What you are getting out of your BBB machine isn't espresso, it's strong coffee. The same goes for moka pots. Yes, they are called espresso makers, but they really aren't. True espresso must have the high pressure extraction, because only this is able to produce the emulsion of coffee oils and particles with the water that is truly crema.

Chris
 
Crickey, mates!

That Isomac Millennium I have on my kitchen counter must not be a real espresso machine because it operates between 1 and 1.5 BAR. Better weld a loop of stainless on the top and use it for a boat anchor.

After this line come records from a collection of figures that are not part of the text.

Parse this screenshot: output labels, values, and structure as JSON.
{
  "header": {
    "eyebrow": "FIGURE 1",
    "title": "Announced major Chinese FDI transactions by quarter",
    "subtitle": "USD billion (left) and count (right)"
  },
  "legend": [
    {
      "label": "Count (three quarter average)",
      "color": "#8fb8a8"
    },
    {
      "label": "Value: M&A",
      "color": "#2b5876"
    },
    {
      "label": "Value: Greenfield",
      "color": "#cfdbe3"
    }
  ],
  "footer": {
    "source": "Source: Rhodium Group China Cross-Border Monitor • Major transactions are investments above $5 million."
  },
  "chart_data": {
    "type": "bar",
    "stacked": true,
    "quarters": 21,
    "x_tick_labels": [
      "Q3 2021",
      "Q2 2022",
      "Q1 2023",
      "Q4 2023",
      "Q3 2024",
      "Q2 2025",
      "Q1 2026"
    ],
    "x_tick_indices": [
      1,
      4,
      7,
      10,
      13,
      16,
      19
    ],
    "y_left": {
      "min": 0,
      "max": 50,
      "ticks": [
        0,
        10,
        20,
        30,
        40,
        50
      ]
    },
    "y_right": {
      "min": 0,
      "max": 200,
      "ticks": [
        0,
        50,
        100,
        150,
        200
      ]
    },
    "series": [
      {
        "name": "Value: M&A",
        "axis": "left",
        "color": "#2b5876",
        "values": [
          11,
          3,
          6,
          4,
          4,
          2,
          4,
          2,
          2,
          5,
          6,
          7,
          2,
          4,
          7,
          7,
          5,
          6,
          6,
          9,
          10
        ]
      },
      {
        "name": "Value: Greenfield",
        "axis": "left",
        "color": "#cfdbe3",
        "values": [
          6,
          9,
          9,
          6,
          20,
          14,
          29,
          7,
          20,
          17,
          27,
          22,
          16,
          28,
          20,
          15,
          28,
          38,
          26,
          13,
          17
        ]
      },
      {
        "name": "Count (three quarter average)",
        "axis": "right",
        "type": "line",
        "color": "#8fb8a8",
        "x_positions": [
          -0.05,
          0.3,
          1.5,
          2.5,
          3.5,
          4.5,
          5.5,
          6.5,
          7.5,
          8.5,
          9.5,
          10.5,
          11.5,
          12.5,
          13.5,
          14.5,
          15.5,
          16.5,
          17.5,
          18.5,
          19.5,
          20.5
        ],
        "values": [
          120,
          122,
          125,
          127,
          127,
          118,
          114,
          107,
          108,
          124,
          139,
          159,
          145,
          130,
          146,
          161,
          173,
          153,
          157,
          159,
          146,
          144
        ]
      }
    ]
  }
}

http://www.coffeegeek.com/proreviews/fi ... um/details

I just don't know how to explain the crema I get with it what is on par with the La San Marco and the La Marzocco at work. Hmmmm. Occam's Razor. I must not know what I'm talking about.
 
Ahh, but that is your Isomac's boiler pressure, not the pressure at which it extracts a shot. That's what the pump inside it is for. It sends fresh water from the reservoir through the heat exchanger, pressurized to 9 bar, which is what is hitting the top of the coffee puck.

The Millenium only has a boiler pressure gauge, but several other machines, including the Tea, have both a boiler pressure gauge, and a brew pressure gauge.